La parte de los sacerdotes
El pecho, ofrecido junto con la grosura, mecido ante Dios, era comido después por Aarón y sus hijos. El pecho nos habla del amor de Cristo que excede a todo conocimiento, según la oración de Efesios 3:19. Como sacerdotes, somos llamados a alimentarnos de este amor de Cristo, y a ser "plenamente capaces de comprender con todos los santos cuál sea la anchura, la longitud, la profundidad y la altura, y de conocer el amor" (Efesios 3:18) de Aquel que podía decir: "Yo amo a mi señor, a mi mujer y a mis hijos" (Éxodo 21:5). Es el amor de Cristo por su Padre, por su esposa (la Iglesia), por cada uno de sus rescatados. Alimentados de este amor, podremos ser llenos de toda la plenitud de Dios. Pero jamás podremos comprenderlo en su plenitud: ¡Excede a todo conocimiento! Es también la grosura quemada sobre el altar.
El alimento forma al hombre interior; lo que comemos se transforma en parte de nosotros mismos. Llenos del amor de Cristo, los rescatados son conduci­dos a imitarlo. "Como el Padre me ha amado, así tam­bién yo os he amado; permaneced en mi amor" (Juan 15:9): a esto corresponde alimentarse del pecho del sacrificio de paz. Y el Señor añade: "Que os améis unos a otros, como yo os he amado" (Juan 15:12). Ali­mentados del amor del Señor, arraigado y sobreedificado en él, manteniéndonos firmes en él, podremos amarnos unos a otros.
Los sacerdotes también comían de la ofrenda vegetal que acompañaba al sacrificio (Levítico 7:12). Esta nos habla del andar de Cristo. Alimentarse de ella es, como lo hemos visto, penetrar profunda y personal­mente en el andar de Cristo aquí abajo. Llenos así de él, seremos formados interiormente para "andar como él anduvo" (1 Juan 2:6). Amar como él nos amó, andar como él anduvo, tal es la parte de los "sacerdotes": cre­yentes que no sólo se gozan de ser salvos, de tener paz con Dios, de experimentar Sus cuidados y bendiciones, sino que toman a pecho lo que conviene a Dios, lo que El desea, lo que él pide:
¿De qué incienso la fragancia Pura, a Ti subiera en loor? El nardo de nuestra alabanza, ¡Oh Jesús! ¿No es tu mismo amor?
La espaldilla elevada también era la parte del sacerdote. Esta espaldilla nos hace pensar ante todo en la fuerza y en el poder (compárese con Éxodo 28:12; Lucas 15:5).

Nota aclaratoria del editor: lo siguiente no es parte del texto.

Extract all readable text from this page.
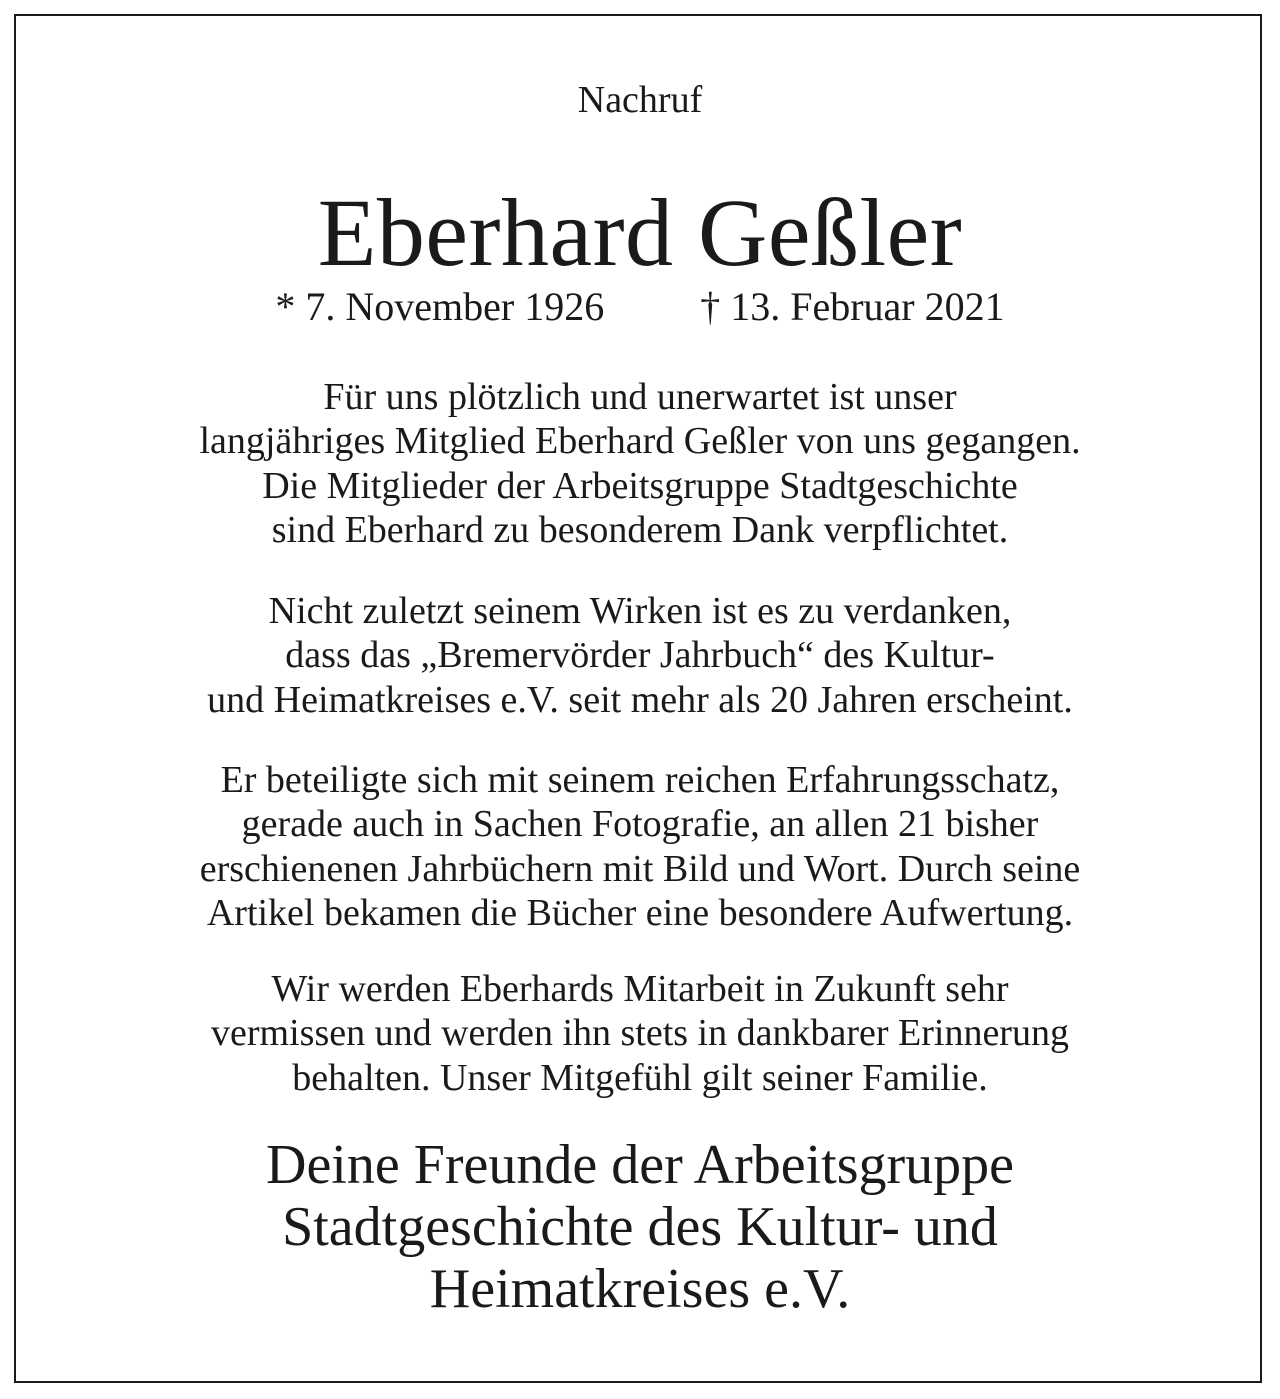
Nachruf
Eberhard Geßler
* 7. November 1926 † 13. Februar 2021
Für uns plötzlich und unerwartet ist unser
langjähriges Mitglied Eberhard Geßler von uns gegangen.
Die Mitglieder der Arbeitsgruppe Stadtgeschichte
sind Eberhard zu besonderem Dank verpflichtet.
Nicht zuletzt seinem Wirken ist es zu verdanken,
dass das „Bremervörder Jahrbuch“ des Kultur-
und Heimatkreises e.V. seit mehr als 20 Jahren erscheint.
Er beteiligte sich mit seinem reichen Erfahrungsschatz,
gerade auch in Sachen Fotografie, an allen 21 bisher
erschienenen Jahrbüchern mit Bild und Wort. Durch seine
Artikel bekamen die Bücher eine besondere Aufwertung.
Wir werden Eberhards Mitarbeit in Zukunft sehr
vermissen und werden ihn stets in dankbarer Erinnerung
behalten. Unser Mitgefühl gilt seiner Familie.
Deine Freunde der Arbeitsgruppe
Stadtgeschichte des Kultur- und
Heimatkreises e.V.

Es la oración de Efesios 1:18-20: "para que sepáis... cuál es la supereminente grandeza de su poder para con nosotros los que creemos, según la ope­ración del poder de su fuerza, la cual operó en Cristo, resucitándole de los muertos". ¡Qué poder debe Dios desplegar para arrancar un alma a Satanás y al mundo, y hacer de ella su hijo! El mismo poder operó en Cristo a fin de resucitarlo de entre los muertos. Pronunciar una simple fórmula no da la vida, pero comer su carne y beber su sangre (Juan 6:54), es decir, creer con todo nuestro ser a un Cristo muerto, implica la operación de todo el poder de Dios, para la apropiación personal por la fe de las virtudes de ese sacrificio.
Pero si consideramos la espaldilla elevada, en rela­ción con 1 Samuel 9:24, desde el punto de vista de Cristo mismo, reconoceremos su parte personal, la por­ción elevada que corresponde a Aquel que tiene toda la preeminencia. Él dio su sangre y ofreció el sacrificio perfecto (Levítico 7:33). Obediente hasta la muerte, recibió un nombre que es sobre todo nombre; está sen­tado a la diestra de la Majestad en las alturas; el princi­pado estará sobre su hombro; y toda rodilla se doblará ante Él.